Organismos insatisfeitos e amorosamente frustrados, quando acometidos de peste emocional, tendem a desejar, temer, invejar e, por fim, odiar e querer destruir tudo aquilo que ameaça sua paralisia. Assim, esta perigosa forma biopática se caracteriza pelo impulso de destruir o vivo, pelo ódio contra tudo o que contrasta com o estado contraído e impotente de seu organismo encouraçado.

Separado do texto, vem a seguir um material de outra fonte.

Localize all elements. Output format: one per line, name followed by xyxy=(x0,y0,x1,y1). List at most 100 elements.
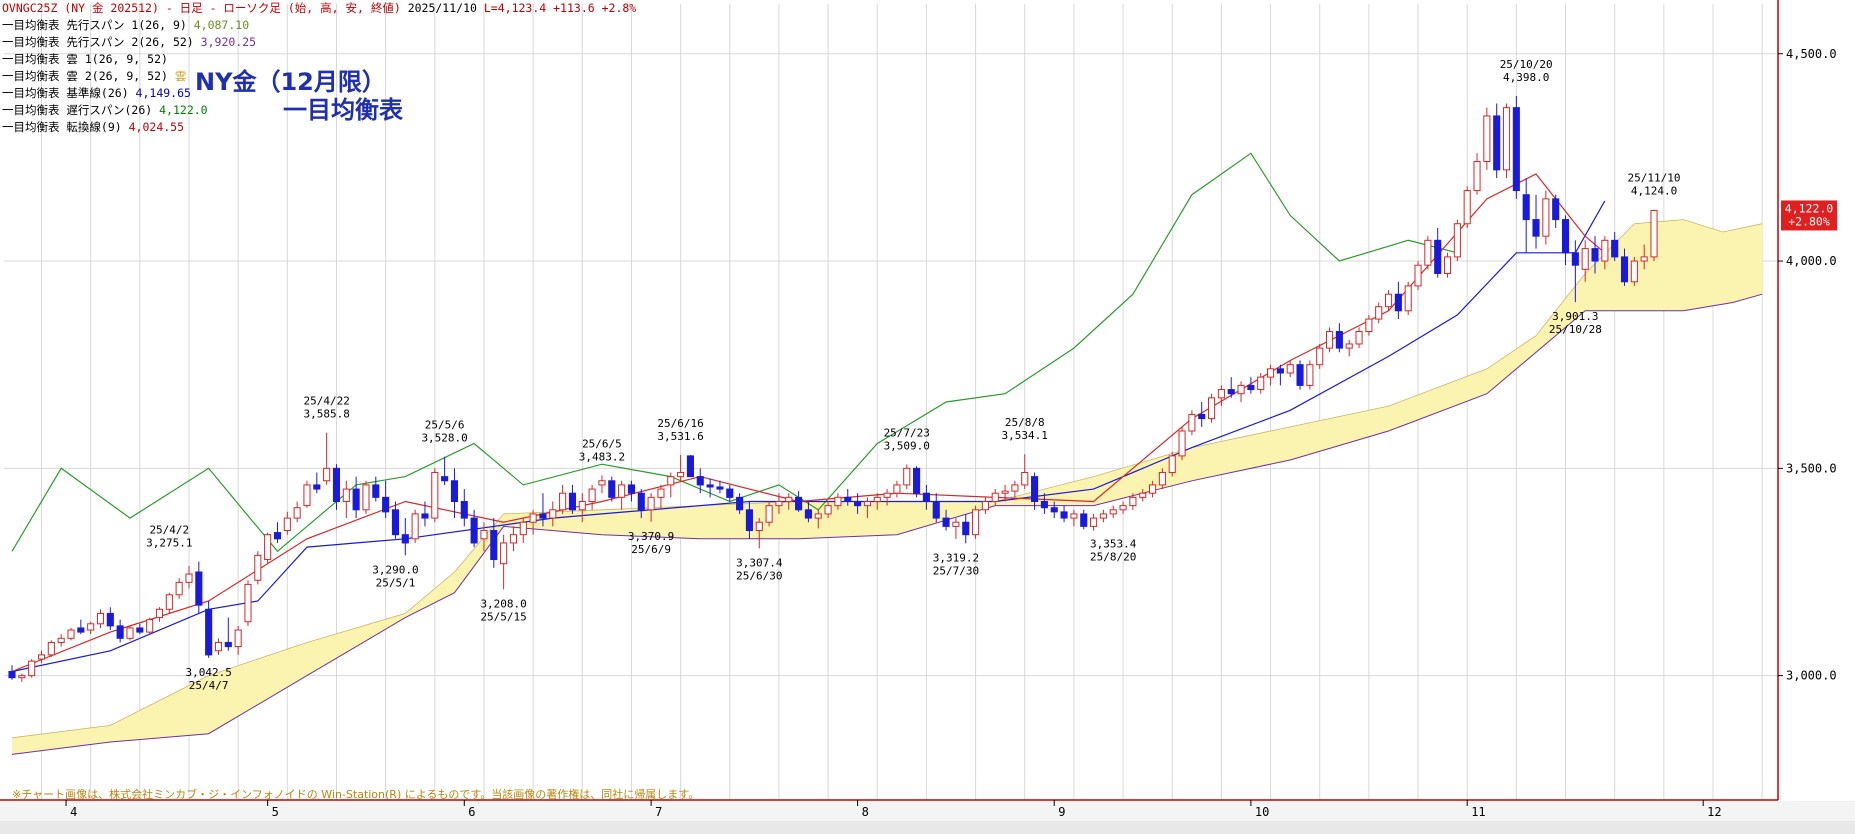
annotation-date: 25/10/20 xyxy=(1500,58,1553,71)
candle xyxy=(785,493,793,510)
candle xyxy=(942,509,950,531)
candle xyxy=(1335,323,1343,353)
annotation-date: 25/4/22 xyxy=(303,395,349,408)
annotation-date: 25/4/2 xyxy=(149,524,189,537)
candle-body-up xyxy=(775,501,783,507)
candle-body-down xyxy=(401,534,409,544)
candle-body-down xyxy=(1060,511,1068,519)
candle xyxy=(293,501,301,523)
candle-body-up xyxy=(185,573,193,583)
candle xyxy=(1620,248,1629,286)
candle xyxy=(205,601,213,658)
candle-body-up xyxy=(1119,505,1127,511)
candle-body-up xyxy=(303,484,311,507)
candle xyxy=(509,526,518,552)
candle-body-down xyxy=(1227,389,1235,395)
candle xyxy=(264,532,272,564)
annotation-value: 3,531.6 xyxy=(657,430,703,443)
candle xyxy=(1502,103,1511,179)
annotation-date: 25/5/1 xyxy=(376,576,416,589)
candle xyxy=(8,665,16,680)
candle xyxy=(1443,252,1452,278)
indicator-legend: OVNGC25Z (NY 金 202512) - 日足 - ローソク足 (始, … xyxy=(2,0,636,136)
candle-body-up xyxy=(1424,239,1432,266)
candle-body-down xyxy=(627,484,635,494)
candle-body-down xyxy=(736,496,744,511)
candle-body-down xyxy=(77,627,85,633)
candle-body-down xyxy=(391,509,400,536)
candle-body-up xyxy=(991,492,999,503)
candle-body-up xyxy=(214,641,223,652)
candle-body-down xyxy=(1552,198,1560,221)
candle-body-up xyxy=(1345,343,1353,349)
candle xyxy=(647,493,655,522)
annotation-value: 3,042.5 xyxy=(185,666,231,679)
candle-body-down xyxy=(1335,331,1343,349)
candle xyxy=(57,634,65,647)
annotation-date: 25/5/15 xyxy=(480,610,526,623)
candle-body-up xyxy=(362,484,370,511)
annotation: 25/7/233,509.0 xyxy=(884,427,930,453)
candle xyxy=(1375,302,1383,324)
cloud-segment xyxy=(12,219,1763,755)
legend-value: 3,920.25 xyxy=(200,35,257,49)
candle-body-up xyxy=(67,629,75,639)
candle xyxy=(1178,426,1186,461)
candle xyxy=(804,501,812,523)
candle-body-up xyxy=(657,488,665,498)
candle-body-up xyxy=(578,501,586,511)
candle xyxy=(1031,472,1039,510)
candle xyxy=(1286,360,1294,378)
candle-body-up xyxy=(47,641,55,656)
candle xyxy=(1266,364,1275,386)
candle xyxy=(165,592,173,614)
candle-body-up xyxy=(1463,190,1471,225)
candle xyxy=(146,617,154,635)
candle xyxy=(77,619,85,635)
candle xyxy=(470,509,478,548)
candle-body-down xyxy=(844,496,852,502)
candle xyxy=(67,627,75,641)
candle-body-up xyxy=(1109,509,1117,515)
candle-body-down xyxy=(1591,248,1599,262)
candle xyxy=(981,497,989,514)
candle-body-up xyxy=(755,521,763,532)
annotation-date: 25/6/9 xyxy=(631,543,671,556)
annotation-date: 25/5/6 xyxy=(425,419,465,432)
annotation: 25/8/83,534.1 xyxy=(1002,416,1048,442)
candle xyxy=(1552,194,1560,228)
candle xyxy=(1080,509,1088,530)
candle xyxy=(96,609,105,628)
candle xyxy=(1316,343,1324,369)
candle xyxy=(136,623,144,635)
candle xyxy=(234,625,242,655)
candle-body-down xyxy=(706,484,714,488)
candle xyxy=(1414,261,1422,291)
candle-body-down xyxy=(1532,219,1540,237)
annotation-value: 3,585.8 xyxy=(303,408,349,421)
candle-body-up xyxy=(1542,198,1550,237)
candle-body-down xyxy=(1571,252,1579,266)
candle xyxy=(736,493,744,514)
candle xyxy=(1011,480,1019,498)
candle-body-up xyxy=(677,471,685,478)
candle-body-down xyxy=(1561,219,1570,254)
candle-body-down xyxy=(962,521,970,536)
candle xyxy=(637,489,645,519)
candle-body-up xyxy=(293,507,301,519)
candle xyxy=(873,493,881,510)
candle xyxy=(903,464,911,490)
annotation-date: 25/6/5 xyxy=(582,437,622,450)
candle xyxy=(1325,327,1334,353)
candle xyxy=(116,619,124,643)
candle-body-down xyxy=(922,492,930,503)
candle-body-up xyxy=(1266,368,1275,378)
candle xyxy=(1522,178,1530,253)
candle-body-down xyxy=(1434,239,1442,274)
candle xyxy=(1168,451,1176,477)
candle xyxy=(1394,281,1402,320)
candle-body-up xyxy=(1365,318,1373,333)
candle xyxy=(303,480,311,508)
candle xyxy=(1630,256,1638,286)
candle-body-up xyxy=(1325,331,1334,349)
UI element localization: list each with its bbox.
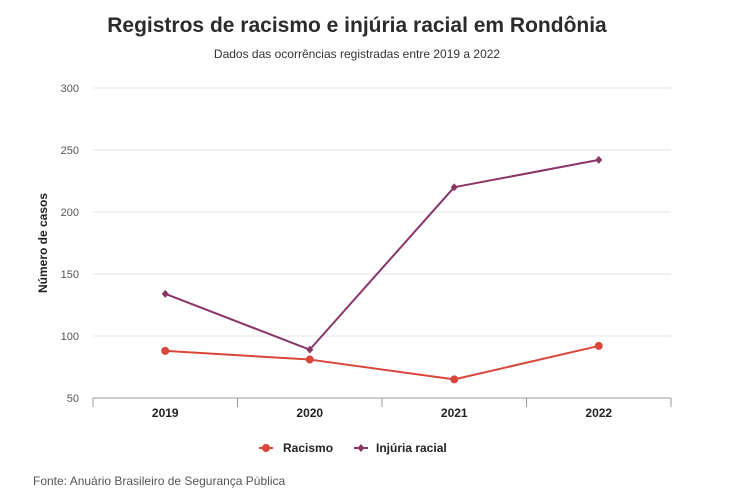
legend-label: Racismo [283, 441, 333, 455]
x-tick-label: 2020 [296, 406, 323, 420]
series-line [164, 158, 599, 351]
data-point [594, 341, 603, 350]
y-axis-ticks: 50 100 150 200 250 300 [61, 83, 79, 405]
data-point [161, 346, 170, 355]
legend-marker [357, 444, 365, 452]
y-tick-label: 150 [61, 269, 79, 281]
data-point [305, 355, 314, 364]
y-tick-label: 250 [61, 145, 79, 157]
data-point [306, 345, 314, 354]
y-axis-label: Número de casos [36, 193, 50, 293]
data-point [450, 183, 458, 192]
y-tick-label: 100 [61, 331, 79, 343]
y-tick-label: 200 [61, 207, 79, 219]
series-group [161, 155, 603, 384]
data-point [595, 155, 603, 164]
grid-lines [93, 87, 671, 337]
chart-title: Registros de racismo e injúria racial em… [107, 14, 607, 37]
y-tick-label: 50 [67, 393, 79, 405]
legend-label: Injúria racial [376, 441, 447, 455]
series-line [165, 344, 599, 381]
y-tick-label: 300 [61, 83, 79, 95]
source-note: Fonte: Anuário Brasileiro de Segurança P… [33, 474, 286, 488]
legend-marker [262, 444, 270, 452]
legend[interactable]: Racismo Injúria racial [259, 441, 447, 455]
data-point [450, 375, 459, 384]
x-tick-label: 2021 [441, 406, 468, 420]
data-point [161, 289, 169, 298]
x-tick-label: 2022 [585, 406, 612, 420]
x-axis: 2019 2020 2021 2022 [92, 397, 672, 420]
x-tick-label: 2019 [152, 406, 179, 420]
chart-subtitle: Dados das ocorrências registradas entre … [213, 47, 501, 61]
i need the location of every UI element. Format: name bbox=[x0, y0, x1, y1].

Apesar dos discursos que ventilam as finalidades declaradas de “salvar a nação”, “deter o mal”, “defender os costumes”, “libertar o povo”, “fazer justiça”, “educar”, “ensinar aquilo que é certo”, “combater a corrupção”, a peste emocional apenas se interessa por destruir. Ela se caracteriza por possuir uma justificativa “nobre” para ações odientas e vis, mesmo que a vileza e o ódio estejam dissimulados – o que definitivamente não é o caso em nosso país, cujos atuais ministros não sentem o menor constrangimento em declarar abertamente seu ódio aos indígenas, à sexualidade, aos quilombolas, aos homossexuais, ao meio ambiente ao mesmo tempo em que, paradoxalmente, afirmam ser esse ódio uma forma de amor à pátria e à liberdade…
Qualquer exaltação de prazer e felicidade, movimentos progressistas culturais ou políticos, espontaneidade, ou mesmo comportamentos diferentes são apreendidos por organismos em estado de peste emocional como afrontas. Esses organismos combatem qualquer expressão que contradiga ou se diferencie da maneira como eles concebem a realidade e acreditam que a vida deve ser.
Assim, qualquer manifestação que, do ponto de vista do indivíduo doente de peste emocional, ameace o conjunto de crenças e valores que sustenta sua cosmovisão – ancorada em seu organismo gravemente encouraçado – pode ser objeto de destruição. Esses organismos não regulam apenas o seu comportamento, mas, principalmente, precisam compulsivamente regular e rotular o comportamento de outros grupos.
A peste emocional é a tentativa mais ou menos organizada, de maior ou menor escala social, que se volta contra alvos a serem destruídos, mobilizando energia corporal, trabalho humano e/ou recursos financeiros para promover tal aniquilação.
Qualquer um de nós, neuróticos, está suscetível de ser acometido pela peste emocional. Pensar que “doentes e fascistas são os outros” já é uma forma de auto-engano que abre espaço para a peste, porque pode nos levar a pensar que somos melhores, mais puros, e que temos por isso o direito de intervir no comportamento dos outros.
Reich descobriu que a natureza não odeia gratuitamente, a natureza não destrói nada por sadismo, ganância, inveja ou fantasias perversas. Somente organismos cuja natureza está severamente distorcida pela supressão das funções sexuais naturais de amor, prazer, doação e entrega podem agir dessa forma.
Descrição da foto: A imagem mostra um cenário ao ar livre onde, em primeiro plano, podemos ver um homem de meia idade todo pintado de verde e amarelo fazendo um sinal de arma com a mão, apontada para a câmera. Ao fundo, fora de foco, estão algumas pessoas também vestidas de verde amarelo em uma manifestação que apoia o governo Bolsonaro.